CS6140 Machine Learning
HW5 - Features
Make sure you check the syllabus
for the due date. Please use the notations adopted in class, even
if the problem is stated in the book using a different notation.
SpamBase-Poluted dataset:
the same datapoints as in the original Spambase dataset, only with
a lot more columns (features) : either random values, or somewhat
loose features, or duplicated original features.
SpamBase-Poluted with missing values dataset: train,
test.
Same dataset, except some values (picked at random) have been
deleted.
Digits Dataset (Training data,
labels. Testing data,
labels): about 60,000 images, each 28x28 pixels representing
digit scans. Each image is labeled with the digit represented, one
of 10 classes: 0,1,2,...,9.
PROBLEM 5 : Implement Kernel PCA for linear regression (Optional, no credit)

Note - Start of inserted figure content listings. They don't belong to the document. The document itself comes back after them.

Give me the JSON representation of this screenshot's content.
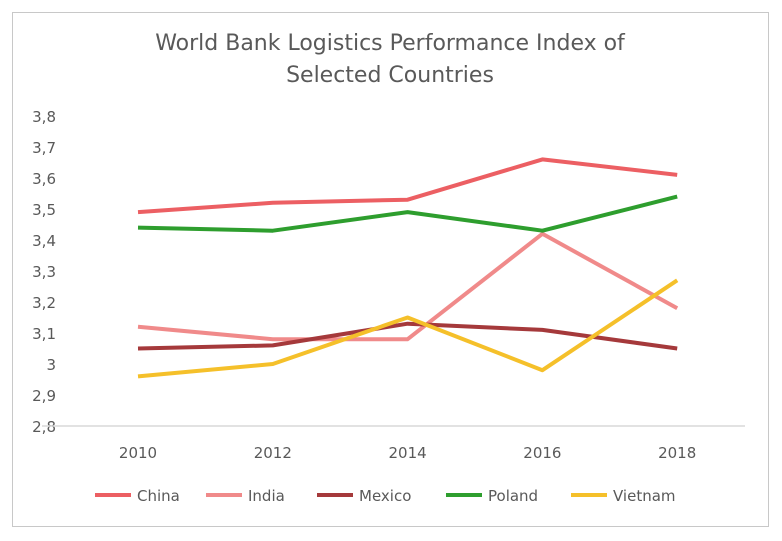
{
  "chart_data": {
    "type": "line",
    "title_lines": [
      "World Bank Logistics Performance Index of",
      "Selected Countries"
    ],
    "xlabel": "",
    "ylabel": "",
    "categories": [
      "2010",
      "2012",
      "2014",
      "2016",
      "2018"
    ],
    "ylim": [
      2.8,
      3.8
    ],
    "yticks": [
      "2,8",
      "2,9",
      "3",
      "3,1",
      "3,2",
      "3,3",
      "3,4",
      "3,5",
      "3,6",
      "3,7",
      "3,8"
    ],
    "grid": false,
    "legend_position": "bottom",
    "series": [
      {
        "name": "China",
        "color": "#ec5f63",
        "values": [
          3.49,
          3.52,
          3.53,
          3.66,
          3.61
        ]
      },
      {
        "name": "India",
        "color": "#f08a8a",
        "values": [
          3.12,
          3.08,
          3.08,
          3.42,
          3.18
        ]
      },
      {
        "name": "Mexico",
        "color": "#a5393b",
        "values": [
          3.05,
          3.06,
          3.13,
          3.11,
          3.05
        ]
      },
      {
        "name": "Poland",
        "color": "#2e9e2e",
        "values": [
          3.44,
          3.43,
          3.49,
          3.43,
          3.54
        ]
      },
      {
        "name": "Vietnam",
        "color": "#f5c02a",
        "values": [
          2.96,
          3.0,
          3.15,
          2.98,
          3.27
        ]
      }
    ]
  }
}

Dataset: 1000 2-dim datapoints TwoSpirals
Dataset: 1000 2-dim datapoints ThreeCircles
A) First, train a Linear Regression (library) and confirm that it doesnt work , i.e. it has a high classification error or high Root Mean Squared Error.
B) Run KernelPCA with Gaussian Kernel to obtain a representation of T features. For reference these steps we demoed in class (Matlab):
%get pairwise squared euclidian distance
X2 = dot(X,X,2);
DIST_euclid = bsxfun(@plus, X2, X2') - 2 * X * X';
% get a kernel matrix NxN
sigma = 3;
K = exp(-DIST_euclid/sigma);
%normalize the Kernel to correspond to zero-mean
U = ones(N)/ N ;
Kn = K - U*K -K*U + U*K*U ;
% obtain kernel eignevalues, vectors; then sort them with largest eig first
[V,D] = eig(Kn,'vector') ;
[D,sorteig] = sort(D,'descend') ;
V = V(:, sorteig);
% get the projection matrix
XG = Kn*V';
%get first 3 dimmensions
X3G = XG(:,1:3);
%get first 20 dimmensions
X20G = XG(:,1:20);
%get first 100 dimmensions
X100G = XG(:,1:100);
C) Retrain Linear regression on the transformed D-dim data. How large D needs to be to get good performance?